Las dudas sobre el conflicto de interés
Las alarmas éticas saltaron tras revelarse el pasado mes de julio que Donald Trump ingresó 1.228 millones de euros en un año gracias a este pujante negocio. Los demócratas han bloqueado la tramitación al considerar que las salvaguardias actuales son insuficientes para impedir que los cargos públicos se lucren indebidamente.
El principal punto de fricción legal reside en que las prohibiciones de emisión o promoción de activos solo afectan a los cónyuges, dejando vía libre a los hijos. Además, los expertos denuncian un claro vacío normativo, puesto que iniciativas como la memecoin TRUMP se lanzaron justo antes de su regreso a la Casa Blanca.

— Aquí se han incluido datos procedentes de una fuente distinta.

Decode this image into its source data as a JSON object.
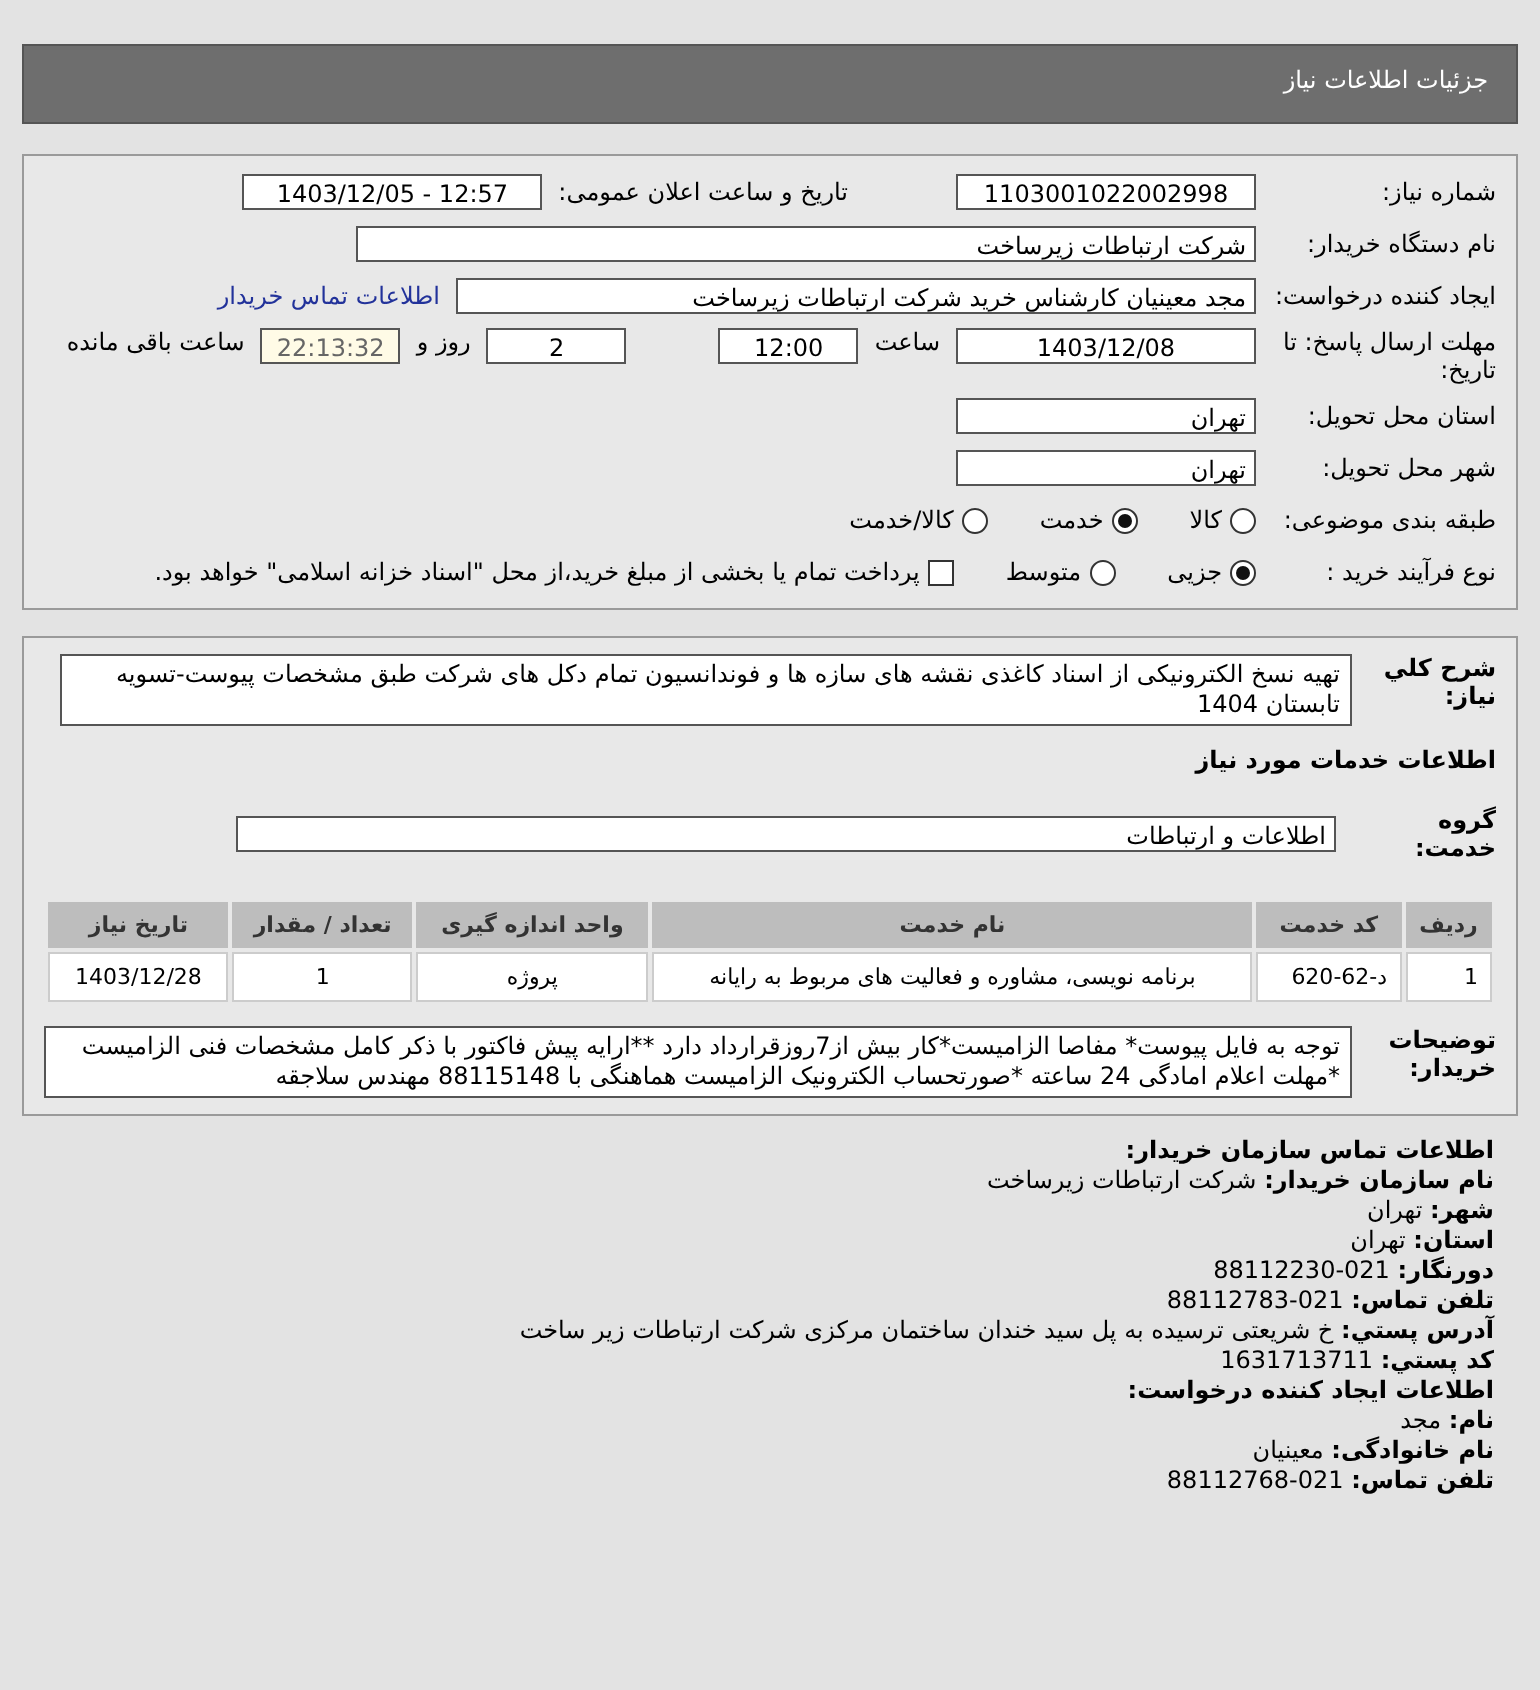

Un pulso político contrarreloj
Incluir requisitos de control mucho más estrictos se ha convertido en una línea roja innegociable para aprobar el borrador. Los republicanos buscaban sacar adelante el texto antes del receso de agosto para contentar a una industria tecnológica que invirtió millones de dólares en la pasada campaña electoral.
Ante este denso bloqueo legislativo, la Comisión de Bolsa y Valores (SEC) iba a presentar el viernes nuevas directrices de emergencia, pero canceló su cita a última hora. El sector tecnológico insiste sin descanso en que necesita urgentemente una ley del Congreso para no operar bajo una preocupante incertidumbre jurídica.